An inborn error of metabolism is a heritable disorder, usually monogenic, in which a defect in an enzyme or transport protein disrupts a metabolic pathway, producing disease through accumulation of a toxic precursor, deficiency of an essential product, or impaired energy production.

Scope

This area orients the reader to the inherited metabolic diseases as a group: the unifying concept of a blocked pathway, the broad mechanistic categories (intoxication-type, energy-deficiency-type, and storage/complex-molecule disorders), and the role of population newborn screening. Detailed disease families - glycogen storage diseases, mitochondrial cytopathies, aminoacidopathies and organic acidemias, fatty acid oxidation disorders, and urea cycle disorders - are treated in the child topics. It is a reference overview, not a clinical management resource.

Sub-topics

Key concepts

Enzyme or transporter deficiency in a defined pathway
Substrate accumulation versus product deficiency
Intoxication-type disorders
Energy-deficiency (mitochondrial) disorders
Storage and complex-molecule disorders
Autosomal recessive and other inheritance patterns
Newborn screening by tandem mass spectrometry
Acute metabolic decompensation

Mechanisms

A pathogenic variant reduces the activity of a particular enzyme, cofactor, or transporter, so flux through its pathway is interrupted. The clinical consequences follow from where the block lies: upstream substrate or its by-products may accumulate to toxic levels (the intoxication pattern seen in many aminoacidopathies, organic acidemias, and urea cycle disorders), a downstream product may be lacking, or the cell may fail to generate or use energy (the pattern in mitochondrial and fatty acid oxidation disorders). A useful organising scheme groups these conditions into small-molecule intoxication disorders, energy-metabolism disorders, and disorders of complex molecules. Because many pathways converge on shared intermediates, biochemical markers such as plasma amino acids, urine organic acids, and acylcarnitine profiles allow whole categories to be screened and triaged.

Clinical relevance

Inborn errors of metabolism illustrate how a single gene defect can disrupt biochemistry at the whole-organism level, and how biochemical reasoning underlies diagnosis.
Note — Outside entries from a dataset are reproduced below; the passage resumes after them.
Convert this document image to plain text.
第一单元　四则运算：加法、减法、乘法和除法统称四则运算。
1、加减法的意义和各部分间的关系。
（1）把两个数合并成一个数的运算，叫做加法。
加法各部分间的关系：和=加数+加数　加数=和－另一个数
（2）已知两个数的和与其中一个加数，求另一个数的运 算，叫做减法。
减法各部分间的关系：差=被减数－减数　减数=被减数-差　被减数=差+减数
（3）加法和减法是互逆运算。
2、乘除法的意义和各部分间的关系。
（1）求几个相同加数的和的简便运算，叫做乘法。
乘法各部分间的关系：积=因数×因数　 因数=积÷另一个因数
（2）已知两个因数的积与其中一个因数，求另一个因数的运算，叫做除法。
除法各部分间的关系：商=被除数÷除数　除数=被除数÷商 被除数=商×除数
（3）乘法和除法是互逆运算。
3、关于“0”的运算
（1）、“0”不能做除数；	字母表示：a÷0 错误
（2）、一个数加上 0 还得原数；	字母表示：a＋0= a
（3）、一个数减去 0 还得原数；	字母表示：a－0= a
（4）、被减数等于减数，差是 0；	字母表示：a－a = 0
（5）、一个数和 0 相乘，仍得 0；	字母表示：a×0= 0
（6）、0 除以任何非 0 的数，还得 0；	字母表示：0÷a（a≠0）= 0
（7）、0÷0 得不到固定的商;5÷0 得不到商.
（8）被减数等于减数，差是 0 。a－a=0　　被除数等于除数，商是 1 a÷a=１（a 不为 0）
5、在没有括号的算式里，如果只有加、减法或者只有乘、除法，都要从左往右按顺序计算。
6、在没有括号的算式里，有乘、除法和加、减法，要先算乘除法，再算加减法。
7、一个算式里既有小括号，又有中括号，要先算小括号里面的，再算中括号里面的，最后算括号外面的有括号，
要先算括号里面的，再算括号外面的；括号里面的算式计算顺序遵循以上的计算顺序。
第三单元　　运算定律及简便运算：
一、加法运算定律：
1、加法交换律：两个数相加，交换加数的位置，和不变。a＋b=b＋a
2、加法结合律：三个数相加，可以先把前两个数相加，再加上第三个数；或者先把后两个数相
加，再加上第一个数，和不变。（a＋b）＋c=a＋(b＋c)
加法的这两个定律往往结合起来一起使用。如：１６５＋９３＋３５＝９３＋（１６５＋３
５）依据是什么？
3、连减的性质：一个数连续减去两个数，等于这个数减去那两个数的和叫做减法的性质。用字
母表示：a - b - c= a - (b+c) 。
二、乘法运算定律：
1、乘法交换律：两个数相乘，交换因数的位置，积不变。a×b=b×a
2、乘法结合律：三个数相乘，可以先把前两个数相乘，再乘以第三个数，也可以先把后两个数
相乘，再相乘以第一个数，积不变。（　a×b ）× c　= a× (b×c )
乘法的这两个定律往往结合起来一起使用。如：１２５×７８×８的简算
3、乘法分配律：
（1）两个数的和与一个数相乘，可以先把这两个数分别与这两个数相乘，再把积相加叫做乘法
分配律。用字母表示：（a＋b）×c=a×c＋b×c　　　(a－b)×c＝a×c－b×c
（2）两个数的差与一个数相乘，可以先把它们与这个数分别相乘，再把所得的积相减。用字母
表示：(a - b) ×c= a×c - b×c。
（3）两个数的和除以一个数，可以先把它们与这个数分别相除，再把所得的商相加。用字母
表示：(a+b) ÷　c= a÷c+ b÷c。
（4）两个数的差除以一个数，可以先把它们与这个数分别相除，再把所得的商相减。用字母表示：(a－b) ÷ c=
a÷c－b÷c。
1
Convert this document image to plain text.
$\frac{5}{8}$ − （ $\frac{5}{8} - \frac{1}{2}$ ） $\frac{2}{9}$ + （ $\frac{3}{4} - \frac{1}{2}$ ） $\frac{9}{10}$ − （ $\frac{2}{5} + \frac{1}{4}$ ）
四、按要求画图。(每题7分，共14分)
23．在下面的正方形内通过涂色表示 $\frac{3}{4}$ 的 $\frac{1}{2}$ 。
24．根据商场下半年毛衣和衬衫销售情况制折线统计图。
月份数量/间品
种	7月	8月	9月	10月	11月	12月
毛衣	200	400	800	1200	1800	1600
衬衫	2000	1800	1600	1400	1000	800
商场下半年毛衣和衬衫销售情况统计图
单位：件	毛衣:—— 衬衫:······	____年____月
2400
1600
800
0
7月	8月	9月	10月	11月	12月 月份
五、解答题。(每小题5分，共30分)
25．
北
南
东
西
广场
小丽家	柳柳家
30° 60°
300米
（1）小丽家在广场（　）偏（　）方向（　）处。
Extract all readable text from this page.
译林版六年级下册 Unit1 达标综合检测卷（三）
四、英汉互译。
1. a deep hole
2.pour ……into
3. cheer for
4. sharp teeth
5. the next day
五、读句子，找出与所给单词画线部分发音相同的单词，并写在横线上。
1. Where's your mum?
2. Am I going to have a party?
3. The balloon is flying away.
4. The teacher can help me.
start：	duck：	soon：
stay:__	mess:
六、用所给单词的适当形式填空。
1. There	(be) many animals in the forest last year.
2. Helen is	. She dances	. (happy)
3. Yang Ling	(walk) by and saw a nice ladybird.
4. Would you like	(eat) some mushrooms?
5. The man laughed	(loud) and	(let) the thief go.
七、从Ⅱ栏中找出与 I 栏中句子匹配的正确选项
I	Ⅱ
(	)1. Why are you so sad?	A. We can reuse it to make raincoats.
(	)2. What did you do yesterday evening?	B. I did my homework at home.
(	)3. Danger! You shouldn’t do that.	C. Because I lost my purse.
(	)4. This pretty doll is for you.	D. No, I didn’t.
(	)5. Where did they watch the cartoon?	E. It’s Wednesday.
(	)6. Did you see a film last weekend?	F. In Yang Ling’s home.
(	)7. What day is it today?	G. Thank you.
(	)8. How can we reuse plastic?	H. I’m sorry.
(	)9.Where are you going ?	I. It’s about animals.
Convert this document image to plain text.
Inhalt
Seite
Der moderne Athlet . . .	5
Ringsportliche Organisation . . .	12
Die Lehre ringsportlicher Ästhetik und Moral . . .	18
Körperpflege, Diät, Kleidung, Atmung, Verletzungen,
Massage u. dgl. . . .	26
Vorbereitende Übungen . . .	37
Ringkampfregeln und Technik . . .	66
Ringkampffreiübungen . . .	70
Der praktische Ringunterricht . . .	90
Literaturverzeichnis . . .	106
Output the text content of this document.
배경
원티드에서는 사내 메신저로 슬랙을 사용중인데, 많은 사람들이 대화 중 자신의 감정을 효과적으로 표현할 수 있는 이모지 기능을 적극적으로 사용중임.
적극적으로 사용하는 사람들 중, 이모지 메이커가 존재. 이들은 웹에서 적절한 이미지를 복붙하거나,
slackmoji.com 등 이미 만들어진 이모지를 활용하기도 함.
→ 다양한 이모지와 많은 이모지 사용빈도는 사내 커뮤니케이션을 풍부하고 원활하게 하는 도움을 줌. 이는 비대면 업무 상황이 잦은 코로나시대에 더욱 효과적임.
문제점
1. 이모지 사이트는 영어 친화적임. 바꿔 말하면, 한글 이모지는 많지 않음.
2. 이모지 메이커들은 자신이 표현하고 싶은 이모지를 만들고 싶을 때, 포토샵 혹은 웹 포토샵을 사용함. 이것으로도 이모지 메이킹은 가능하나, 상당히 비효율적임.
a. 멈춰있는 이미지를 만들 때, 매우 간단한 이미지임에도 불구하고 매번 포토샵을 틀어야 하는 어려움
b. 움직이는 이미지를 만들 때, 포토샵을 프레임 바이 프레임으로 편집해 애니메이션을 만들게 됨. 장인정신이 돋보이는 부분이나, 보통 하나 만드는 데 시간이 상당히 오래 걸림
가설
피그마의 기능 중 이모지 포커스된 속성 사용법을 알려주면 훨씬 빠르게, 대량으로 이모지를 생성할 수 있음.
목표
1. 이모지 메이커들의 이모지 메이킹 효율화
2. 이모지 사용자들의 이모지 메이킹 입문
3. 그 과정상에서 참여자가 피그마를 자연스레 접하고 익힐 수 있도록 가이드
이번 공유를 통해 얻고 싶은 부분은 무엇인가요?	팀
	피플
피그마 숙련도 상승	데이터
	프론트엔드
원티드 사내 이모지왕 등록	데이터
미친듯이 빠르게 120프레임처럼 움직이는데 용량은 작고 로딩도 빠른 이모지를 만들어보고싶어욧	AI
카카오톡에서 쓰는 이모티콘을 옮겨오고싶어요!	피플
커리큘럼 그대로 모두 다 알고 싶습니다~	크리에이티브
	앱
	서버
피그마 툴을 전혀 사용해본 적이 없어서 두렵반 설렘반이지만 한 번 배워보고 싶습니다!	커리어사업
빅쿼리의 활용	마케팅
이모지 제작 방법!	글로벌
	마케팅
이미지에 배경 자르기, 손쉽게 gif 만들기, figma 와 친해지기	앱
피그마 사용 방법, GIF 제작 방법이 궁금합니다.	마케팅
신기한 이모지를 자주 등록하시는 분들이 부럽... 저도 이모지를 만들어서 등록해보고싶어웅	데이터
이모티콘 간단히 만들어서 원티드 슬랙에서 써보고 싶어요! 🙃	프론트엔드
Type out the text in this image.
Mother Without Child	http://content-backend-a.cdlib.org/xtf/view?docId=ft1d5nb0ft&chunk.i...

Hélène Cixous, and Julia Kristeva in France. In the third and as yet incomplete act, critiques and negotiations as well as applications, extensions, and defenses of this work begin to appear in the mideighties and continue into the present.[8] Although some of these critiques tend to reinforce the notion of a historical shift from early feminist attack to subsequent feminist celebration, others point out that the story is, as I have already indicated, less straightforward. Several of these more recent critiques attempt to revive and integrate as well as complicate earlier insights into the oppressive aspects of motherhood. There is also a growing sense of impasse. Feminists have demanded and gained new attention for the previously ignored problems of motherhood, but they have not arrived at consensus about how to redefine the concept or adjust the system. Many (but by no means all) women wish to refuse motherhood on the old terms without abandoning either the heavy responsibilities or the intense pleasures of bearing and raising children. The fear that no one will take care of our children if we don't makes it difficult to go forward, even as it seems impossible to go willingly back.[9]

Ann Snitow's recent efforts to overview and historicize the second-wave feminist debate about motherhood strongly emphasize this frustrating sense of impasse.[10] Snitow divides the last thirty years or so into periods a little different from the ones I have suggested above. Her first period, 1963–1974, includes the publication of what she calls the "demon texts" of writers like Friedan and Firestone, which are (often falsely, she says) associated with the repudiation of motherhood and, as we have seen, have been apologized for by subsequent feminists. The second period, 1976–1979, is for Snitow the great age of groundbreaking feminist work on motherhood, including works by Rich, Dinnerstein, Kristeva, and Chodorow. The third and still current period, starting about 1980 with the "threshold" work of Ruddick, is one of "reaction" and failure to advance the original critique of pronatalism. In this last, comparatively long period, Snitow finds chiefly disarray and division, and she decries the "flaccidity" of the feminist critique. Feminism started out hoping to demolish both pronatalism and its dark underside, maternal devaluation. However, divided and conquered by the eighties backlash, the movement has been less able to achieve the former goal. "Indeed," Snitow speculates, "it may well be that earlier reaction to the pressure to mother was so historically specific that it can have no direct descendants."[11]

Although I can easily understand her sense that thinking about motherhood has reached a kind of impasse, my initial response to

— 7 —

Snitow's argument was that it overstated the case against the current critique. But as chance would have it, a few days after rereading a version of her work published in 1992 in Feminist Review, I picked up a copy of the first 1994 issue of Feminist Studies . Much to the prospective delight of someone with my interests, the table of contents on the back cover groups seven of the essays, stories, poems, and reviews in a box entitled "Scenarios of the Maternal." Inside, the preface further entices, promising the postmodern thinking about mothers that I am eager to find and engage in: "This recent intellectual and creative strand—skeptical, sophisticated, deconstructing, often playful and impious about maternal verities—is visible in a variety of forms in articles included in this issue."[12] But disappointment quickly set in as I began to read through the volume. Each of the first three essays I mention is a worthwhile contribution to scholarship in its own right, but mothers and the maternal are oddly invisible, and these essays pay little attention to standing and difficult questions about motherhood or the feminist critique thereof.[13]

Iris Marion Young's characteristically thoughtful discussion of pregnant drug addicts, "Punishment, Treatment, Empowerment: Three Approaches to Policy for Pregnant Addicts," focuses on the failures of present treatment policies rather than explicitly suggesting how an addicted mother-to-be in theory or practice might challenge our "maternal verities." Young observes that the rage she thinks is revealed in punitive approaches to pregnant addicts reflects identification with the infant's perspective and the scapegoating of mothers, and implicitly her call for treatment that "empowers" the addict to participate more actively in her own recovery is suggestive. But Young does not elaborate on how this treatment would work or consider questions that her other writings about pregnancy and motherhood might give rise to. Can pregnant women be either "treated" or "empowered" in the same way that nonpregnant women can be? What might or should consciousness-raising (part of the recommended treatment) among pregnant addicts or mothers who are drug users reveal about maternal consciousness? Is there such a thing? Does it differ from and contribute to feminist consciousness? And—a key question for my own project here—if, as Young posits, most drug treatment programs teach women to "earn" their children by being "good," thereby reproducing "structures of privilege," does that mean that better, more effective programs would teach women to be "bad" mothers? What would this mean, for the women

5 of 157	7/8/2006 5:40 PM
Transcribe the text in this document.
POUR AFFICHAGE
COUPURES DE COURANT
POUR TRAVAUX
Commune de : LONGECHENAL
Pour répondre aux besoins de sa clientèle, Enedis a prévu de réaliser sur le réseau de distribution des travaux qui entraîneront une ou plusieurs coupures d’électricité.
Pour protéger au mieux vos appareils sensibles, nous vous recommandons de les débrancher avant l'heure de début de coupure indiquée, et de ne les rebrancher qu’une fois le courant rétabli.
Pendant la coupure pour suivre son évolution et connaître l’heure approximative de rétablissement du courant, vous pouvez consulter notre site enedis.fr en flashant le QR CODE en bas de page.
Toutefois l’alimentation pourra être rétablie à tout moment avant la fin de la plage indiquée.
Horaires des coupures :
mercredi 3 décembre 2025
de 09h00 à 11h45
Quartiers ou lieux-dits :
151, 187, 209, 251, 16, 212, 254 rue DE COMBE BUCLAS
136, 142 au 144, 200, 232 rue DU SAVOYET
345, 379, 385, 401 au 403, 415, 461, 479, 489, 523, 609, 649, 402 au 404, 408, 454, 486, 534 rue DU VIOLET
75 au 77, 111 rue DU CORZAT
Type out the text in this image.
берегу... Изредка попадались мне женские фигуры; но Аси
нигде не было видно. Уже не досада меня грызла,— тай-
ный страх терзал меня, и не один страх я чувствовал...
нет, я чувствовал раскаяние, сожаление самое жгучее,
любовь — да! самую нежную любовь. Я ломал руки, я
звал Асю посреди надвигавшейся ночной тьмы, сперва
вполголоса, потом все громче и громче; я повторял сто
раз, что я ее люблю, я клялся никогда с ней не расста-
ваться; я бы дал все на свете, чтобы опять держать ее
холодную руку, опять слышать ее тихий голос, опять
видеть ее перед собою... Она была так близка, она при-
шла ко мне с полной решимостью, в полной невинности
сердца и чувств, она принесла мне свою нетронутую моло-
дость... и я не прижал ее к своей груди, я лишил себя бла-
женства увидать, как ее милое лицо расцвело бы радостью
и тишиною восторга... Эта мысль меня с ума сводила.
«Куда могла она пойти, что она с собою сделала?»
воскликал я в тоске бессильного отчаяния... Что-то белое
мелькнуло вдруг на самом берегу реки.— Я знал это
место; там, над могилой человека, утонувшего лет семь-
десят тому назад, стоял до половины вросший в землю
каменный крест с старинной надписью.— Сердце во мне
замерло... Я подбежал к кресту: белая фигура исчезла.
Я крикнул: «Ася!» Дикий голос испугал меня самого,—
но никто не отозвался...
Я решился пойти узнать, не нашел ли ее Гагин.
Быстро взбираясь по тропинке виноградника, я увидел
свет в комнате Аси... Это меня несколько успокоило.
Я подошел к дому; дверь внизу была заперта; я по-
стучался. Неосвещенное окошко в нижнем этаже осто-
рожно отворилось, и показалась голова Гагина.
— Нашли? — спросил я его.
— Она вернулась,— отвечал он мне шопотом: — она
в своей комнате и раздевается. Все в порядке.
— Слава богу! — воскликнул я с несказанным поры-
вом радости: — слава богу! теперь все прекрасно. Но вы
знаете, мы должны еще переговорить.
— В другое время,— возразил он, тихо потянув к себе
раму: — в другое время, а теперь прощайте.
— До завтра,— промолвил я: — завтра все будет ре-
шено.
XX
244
Recognising the broad categories explains why population newborn screening targets several of these conditions before symptoms appear. This entry describes the conceptual landscape and how evidence and screening are organised; it is not a basis for individual diagnostic or treatment decisions.

Epidemiology

Each individual disorder is rare, but as a group inborn errors of metabolism affect a meaningful fraction of newborns; expanded screening programmes using tandem mass spectrometry now detect dozens of conditions from a single dried blood spot, and population studies such as Wilcken and colleagues' newborn cohort have quantified how screening changes detection and outcomes.

History

Archibald Garrod introduced the phrase inborn errors of metabolism in his early twentieth-century Croonian Lectures, proposing that conditions such as alkaptonuria reflected inherited blocks in chemical pathways - an idea that anticipated the one gene one enzyme concept. Through the twentieth century, advances in enzymology, chromatography, and mass spectrometry expanded the catalogue of recognised disorders, and the introduction of newborn screening, later broadened by tandem mass spectrometry, moved many of these conditions from late clinical diagnosis to presymptomatic detection.

Key figures

Archibald Garrod
Jean-Marie Saudubray
Bridget Wilcken
Nenad Blau

Seminal works

garrod-1908
wilcken-2003
saudubray-2016

Frequently asked questions

What does inborn error of metabolism mean?: It is an inherited disorder in which a genetic defect impairs an enzyme, cofactor, or transporter in a metabolic pathway, so that a substance builds up, an essential product is lacking, or the cell cannot produce energy normally.
Why are so many of these disorders included in newborn screening?: Many inborn errors of metabolism cause irreversible harm before symptoms are obvious, yet leave detectable biochemical signatures. Tandem mass spectrometry can measure many of these markers from a single dried blood spot, allowing several disorders to be identified shortly after birth.